Procédure devant la cour :

I - Par une requête et un mémoire, enregistrés, sous le n° 15LY00782, le 3 mars et le 21 septembre 2015, M. et Mme C...demandent à la cour :

1°) de réformer le jugement du tribunal administratif de Lyon du 11 décembre 2014 en ce qu'il n'a fait droit à leur demande qu'à hauteur de 114 529 euros ;

2°) de porter à 381 493,68 euros l'indemnité mise à la charge de la commune de Saint-Cyr-au-Mont-d'Or ;

3°) de mettre à la charge de la commune de Saint-Cyr-au-Mont-d'Or le paiement d'une somme de 5 000 euros au titre de l'article L. 761-1 du code de justice administrative.

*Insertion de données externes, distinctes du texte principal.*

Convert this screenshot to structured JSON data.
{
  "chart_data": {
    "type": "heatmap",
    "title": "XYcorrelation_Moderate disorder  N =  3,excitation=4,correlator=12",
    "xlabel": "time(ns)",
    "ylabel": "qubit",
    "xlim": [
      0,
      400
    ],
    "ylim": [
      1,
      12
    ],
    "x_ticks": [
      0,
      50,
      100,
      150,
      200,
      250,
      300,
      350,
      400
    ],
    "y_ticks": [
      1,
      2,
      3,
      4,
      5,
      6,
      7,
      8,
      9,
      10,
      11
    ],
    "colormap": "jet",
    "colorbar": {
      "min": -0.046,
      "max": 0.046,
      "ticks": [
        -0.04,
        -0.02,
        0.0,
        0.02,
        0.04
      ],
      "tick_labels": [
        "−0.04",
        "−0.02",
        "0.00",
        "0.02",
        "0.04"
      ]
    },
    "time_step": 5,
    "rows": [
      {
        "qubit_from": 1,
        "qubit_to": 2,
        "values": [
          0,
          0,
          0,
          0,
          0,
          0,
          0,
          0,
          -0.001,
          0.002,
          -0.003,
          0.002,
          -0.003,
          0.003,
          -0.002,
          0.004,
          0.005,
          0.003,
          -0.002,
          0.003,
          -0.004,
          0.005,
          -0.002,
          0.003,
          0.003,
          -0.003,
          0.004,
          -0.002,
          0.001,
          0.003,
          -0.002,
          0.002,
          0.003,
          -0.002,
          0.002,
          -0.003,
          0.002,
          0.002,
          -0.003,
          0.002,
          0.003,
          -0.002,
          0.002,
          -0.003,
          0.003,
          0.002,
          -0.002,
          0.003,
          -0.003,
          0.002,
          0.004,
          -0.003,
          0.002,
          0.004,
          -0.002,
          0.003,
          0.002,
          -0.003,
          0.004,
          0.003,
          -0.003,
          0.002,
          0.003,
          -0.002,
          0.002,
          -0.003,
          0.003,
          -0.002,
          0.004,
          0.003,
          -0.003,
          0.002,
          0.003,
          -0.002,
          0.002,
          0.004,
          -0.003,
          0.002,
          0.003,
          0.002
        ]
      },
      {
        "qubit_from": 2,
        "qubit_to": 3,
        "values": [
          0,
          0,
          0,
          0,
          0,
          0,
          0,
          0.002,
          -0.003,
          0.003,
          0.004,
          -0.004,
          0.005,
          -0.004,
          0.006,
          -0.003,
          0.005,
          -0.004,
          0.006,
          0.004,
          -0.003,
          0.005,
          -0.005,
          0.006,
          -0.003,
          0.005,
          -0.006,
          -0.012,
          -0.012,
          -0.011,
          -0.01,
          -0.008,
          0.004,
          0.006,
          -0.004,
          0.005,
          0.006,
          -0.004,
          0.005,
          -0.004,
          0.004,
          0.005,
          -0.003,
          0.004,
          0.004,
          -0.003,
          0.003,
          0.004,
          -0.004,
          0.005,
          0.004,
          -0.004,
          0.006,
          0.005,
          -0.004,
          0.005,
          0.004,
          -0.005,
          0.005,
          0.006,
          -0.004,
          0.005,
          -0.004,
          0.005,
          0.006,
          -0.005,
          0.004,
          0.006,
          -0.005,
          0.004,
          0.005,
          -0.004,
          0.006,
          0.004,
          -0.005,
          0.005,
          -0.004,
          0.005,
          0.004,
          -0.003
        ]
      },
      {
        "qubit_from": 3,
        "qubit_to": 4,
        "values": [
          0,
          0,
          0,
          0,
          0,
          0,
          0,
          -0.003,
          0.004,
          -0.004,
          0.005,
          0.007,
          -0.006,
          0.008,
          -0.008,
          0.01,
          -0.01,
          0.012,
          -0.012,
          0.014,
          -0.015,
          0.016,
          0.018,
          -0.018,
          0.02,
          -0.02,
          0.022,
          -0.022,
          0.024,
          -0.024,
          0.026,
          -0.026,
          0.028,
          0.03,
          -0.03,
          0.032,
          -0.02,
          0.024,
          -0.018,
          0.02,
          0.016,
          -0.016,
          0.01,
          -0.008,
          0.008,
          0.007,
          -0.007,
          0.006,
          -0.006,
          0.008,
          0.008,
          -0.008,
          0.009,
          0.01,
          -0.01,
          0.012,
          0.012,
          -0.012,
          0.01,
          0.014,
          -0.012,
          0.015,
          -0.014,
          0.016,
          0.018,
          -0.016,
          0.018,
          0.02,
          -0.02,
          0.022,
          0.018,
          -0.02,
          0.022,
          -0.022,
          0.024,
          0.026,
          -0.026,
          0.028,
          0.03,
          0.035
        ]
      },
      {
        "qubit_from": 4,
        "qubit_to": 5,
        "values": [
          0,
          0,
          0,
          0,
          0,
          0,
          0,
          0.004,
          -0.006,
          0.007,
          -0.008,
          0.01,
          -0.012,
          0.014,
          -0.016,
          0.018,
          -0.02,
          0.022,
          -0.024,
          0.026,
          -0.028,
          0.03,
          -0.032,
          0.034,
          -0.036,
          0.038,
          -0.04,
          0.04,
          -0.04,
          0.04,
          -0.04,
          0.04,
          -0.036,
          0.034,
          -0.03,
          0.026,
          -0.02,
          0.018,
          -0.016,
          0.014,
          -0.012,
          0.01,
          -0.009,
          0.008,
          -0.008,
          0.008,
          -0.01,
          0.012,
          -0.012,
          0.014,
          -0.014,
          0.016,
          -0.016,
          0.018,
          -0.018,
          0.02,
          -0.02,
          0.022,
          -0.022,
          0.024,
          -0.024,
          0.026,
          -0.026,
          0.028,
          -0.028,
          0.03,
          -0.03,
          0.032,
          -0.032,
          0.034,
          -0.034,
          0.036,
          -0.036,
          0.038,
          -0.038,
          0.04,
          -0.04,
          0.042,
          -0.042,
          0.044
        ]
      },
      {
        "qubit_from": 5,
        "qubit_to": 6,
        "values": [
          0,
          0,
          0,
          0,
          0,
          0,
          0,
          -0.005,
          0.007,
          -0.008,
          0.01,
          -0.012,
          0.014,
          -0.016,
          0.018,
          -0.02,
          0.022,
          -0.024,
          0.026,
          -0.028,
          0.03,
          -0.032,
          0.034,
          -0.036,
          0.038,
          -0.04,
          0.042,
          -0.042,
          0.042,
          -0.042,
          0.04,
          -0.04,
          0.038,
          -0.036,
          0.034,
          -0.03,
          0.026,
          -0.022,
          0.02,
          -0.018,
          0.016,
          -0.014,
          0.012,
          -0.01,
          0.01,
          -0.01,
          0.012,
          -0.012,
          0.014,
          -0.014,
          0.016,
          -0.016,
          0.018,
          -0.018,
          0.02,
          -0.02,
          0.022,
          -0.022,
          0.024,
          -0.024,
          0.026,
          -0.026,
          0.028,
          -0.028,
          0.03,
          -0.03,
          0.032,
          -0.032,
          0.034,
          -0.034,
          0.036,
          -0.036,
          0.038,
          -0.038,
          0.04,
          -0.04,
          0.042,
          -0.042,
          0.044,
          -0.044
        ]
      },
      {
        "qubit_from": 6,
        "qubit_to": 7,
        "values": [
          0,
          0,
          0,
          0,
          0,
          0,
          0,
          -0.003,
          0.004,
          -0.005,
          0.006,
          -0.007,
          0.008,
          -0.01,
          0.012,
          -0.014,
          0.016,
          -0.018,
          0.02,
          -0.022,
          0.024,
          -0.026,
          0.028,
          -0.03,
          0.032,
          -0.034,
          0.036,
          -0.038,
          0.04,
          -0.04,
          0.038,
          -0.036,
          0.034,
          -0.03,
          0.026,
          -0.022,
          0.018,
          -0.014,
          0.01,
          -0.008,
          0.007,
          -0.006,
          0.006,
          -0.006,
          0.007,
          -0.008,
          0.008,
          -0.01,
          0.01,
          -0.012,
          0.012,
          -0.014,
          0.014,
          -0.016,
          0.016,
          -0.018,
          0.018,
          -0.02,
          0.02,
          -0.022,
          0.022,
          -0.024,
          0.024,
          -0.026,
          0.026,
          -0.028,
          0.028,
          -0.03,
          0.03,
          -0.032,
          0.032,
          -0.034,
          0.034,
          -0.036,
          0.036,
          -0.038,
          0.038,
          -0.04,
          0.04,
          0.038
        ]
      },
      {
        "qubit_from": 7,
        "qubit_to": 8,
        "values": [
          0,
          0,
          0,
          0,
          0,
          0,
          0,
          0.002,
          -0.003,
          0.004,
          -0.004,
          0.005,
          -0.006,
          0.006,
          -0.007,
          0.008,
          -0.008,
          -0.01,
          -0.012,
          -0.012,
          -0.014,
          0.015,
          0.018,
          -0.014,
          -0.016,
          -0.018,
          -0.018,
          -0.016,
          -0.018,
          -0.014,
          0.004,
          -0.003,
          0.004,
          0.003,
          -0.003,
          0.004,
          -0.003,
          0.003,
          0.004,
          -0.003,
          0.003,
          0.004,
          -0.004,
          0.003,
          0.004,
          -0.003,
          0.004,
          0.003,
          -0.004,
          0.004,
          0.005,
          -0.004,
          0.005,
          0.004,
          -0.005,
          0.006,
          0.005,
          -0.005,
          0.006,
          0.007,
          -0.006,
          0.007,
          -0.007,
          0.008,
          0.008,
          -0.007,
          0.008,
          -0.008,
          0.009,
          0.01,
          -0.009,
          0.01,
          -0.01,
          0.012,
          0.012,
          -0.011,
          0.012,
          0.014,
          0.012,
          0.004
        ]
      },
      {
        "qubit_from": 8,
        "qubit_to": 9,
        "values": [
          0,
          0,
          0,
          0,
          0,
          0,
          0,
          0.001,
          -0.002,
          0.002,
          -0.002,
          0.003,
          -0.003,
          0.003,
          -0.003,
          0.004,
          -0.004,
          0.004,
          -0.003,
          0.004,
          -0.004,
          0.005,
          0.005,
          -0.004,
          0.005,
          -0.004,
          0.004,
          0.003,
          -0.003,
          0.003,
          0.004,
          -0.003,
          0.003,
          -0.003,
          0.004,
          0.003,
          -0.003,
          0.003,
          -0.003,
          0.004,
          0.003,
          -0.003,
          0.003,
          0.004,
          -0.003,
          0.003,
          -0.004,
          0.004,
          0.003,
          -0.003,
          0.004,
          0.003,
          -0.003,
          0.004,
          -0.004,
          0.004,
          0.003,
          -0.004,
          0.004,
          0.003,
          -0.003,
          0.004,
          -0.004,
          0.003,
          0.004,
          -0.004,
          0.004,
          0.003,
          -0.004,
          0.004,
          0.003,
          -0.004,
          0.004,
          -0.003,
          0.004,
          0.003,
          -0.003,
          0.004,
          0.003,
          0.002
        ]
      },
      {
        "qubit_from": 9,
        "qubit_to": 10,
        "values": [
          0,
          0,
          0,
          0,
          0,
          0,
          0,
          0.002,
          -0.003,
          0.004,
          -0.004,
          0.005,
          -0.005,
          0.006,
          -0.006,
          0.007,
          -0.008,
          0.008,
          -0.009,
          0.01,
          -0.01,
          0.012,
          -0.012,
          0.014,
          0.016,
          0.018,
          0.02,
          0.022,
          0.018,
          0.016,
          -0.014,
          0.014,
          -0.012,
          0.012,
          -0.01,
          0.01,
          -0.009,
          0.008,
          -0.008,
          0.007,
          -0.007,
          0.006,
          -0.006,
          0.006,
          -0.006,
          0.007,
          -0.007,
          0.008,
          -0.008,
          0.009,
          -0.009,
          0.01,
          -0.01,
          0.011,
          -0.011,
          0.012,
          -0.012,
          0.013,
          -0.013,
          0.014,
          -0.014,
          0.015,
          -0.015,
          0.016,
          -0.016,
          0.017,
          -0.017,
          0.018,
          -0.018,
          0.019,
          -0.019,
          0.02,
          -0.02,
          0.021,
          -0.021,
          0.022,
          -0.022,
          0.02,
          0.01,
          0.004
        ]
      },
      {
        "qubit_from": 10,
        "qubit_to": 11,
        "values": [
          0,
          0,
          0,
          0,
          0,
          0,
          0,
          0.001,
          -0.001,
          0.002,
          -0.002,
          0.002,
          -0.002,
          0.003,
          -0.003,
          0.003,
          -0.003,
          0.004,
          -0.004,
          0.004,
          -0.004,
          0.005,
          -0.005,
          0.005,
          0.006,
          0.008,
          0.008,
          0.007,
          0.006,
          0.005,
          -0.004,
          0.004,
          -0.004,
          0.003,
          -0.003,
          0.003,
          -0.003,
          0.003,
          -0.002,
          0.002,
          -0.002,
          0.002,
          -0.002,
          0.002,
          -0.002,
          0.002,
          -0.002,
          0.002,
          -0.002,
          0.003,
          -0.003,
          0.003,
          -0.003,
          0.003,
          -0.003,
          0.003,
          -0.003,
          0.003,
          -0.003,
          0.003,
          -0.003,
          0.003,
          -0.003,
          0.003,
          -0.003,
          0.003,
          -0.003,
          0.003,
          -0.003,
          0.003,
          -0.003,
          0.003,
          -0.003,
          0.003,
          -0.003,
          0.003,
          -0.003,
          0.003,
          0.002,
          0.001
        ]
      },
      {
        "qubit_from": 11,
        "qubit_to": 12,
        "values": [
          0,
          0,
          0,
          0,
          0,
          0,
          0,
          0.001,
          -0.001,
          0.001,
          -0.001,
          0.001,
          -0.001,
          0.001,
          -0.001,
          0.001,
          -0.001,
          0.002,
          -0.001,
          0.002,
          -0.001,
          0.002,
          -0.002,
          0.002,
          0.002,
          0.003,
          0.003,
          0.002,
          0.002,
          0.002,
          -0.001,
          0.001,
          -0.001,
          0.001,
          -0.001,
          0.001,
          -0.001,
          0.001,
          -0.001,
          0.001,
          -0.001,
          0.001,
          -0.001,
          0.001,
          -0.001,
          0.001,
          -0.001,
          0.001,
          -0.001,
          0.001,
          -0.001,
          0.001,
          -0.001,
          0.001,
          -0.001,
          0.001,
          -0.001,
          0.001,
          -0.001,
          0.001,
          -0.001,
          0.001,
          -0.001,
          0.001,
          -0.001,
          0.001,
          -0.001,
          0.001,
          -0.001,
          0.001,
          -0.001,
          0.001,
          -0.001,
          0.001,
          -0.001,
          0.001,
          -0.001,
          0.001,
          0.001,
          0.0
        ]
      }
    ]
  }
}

Ils soutiennent que la responsabilité pour faute de la commune est engagée ; que la délivrance d'un nouveau permis le 1er juillet 2014 n'a pas régularisé la construction, qui a été démolie, ni pu réparer les préjudices subis ; que les causes exonératoires de responsabilité retenues à leur encontre sont infondées ; que les dispositions du code civil ont été respectées ; que le préjudice subi trouve sa cause dans l'illégalité des permis ; que la part de responsabilité laissée à leur charge, de 50 %, est injustifiée ; que les travaux étaient quasiment achevés à la date de suspension des permis ; qu'ils justifient du coût de démolition de l'ouvrage à hauteur de 105 847,47 euros ; que le montant réel des frais de justice à prendre en compte est de 29 005,64 euros et non 25 386 euros ; que les frais de géomètre expert pour un montant de 968,76 euros, justifiés par l'expertise sur les vues, sont directement en lien avec la faute ; que leur préjudice moral et dans les conditions d'existence doit être porté de 8 000 euros à 50 000 euros.

Par un mémoire, enregistré le 27 août 2015, la commune de Saint-Cyr-au-Mont-d'Or conclut au rejet de la requête et à ce qu'une somme de 3 000 euros soit mise à la charge de M. et Mme C...au titre de l'article L. 761-1 du code de justice administrative.

Elle soutient qu'aucune faute ne saurait lui être reprochée dès lors que l'illégalité des permis de construire accordés aux requérants trouve sa cause exclusive dans l'annulation d'un document d'urbanisme approuvé par la communauté urbaine ; que la démolition trouve sa cause exclusive dans les troubles anormaux de voisinage et la violation des règles de distance prescrites par le code civil sans qu'aucun lien de causalité avec les permis délivrés ne puisse être retenu ; que, compte tenu du permis de régularisation que les requérants ont obtenu en date du 1er juillet 2014 sur la base du plan local d'urbanisme de 2005, les préjudices allégués ne sont pas établis ou sont sans lien direct avec la faute ; que les intéressés ont commis des fautes exonératoires de responsabilité ; que l'illégalité des permis de construire, qui résulte de celle du plan d'urbanisme approuvé par la communauté urbaine , résulte du fait du tiers ; que cette dernière doit relever la commune de toute condamnation.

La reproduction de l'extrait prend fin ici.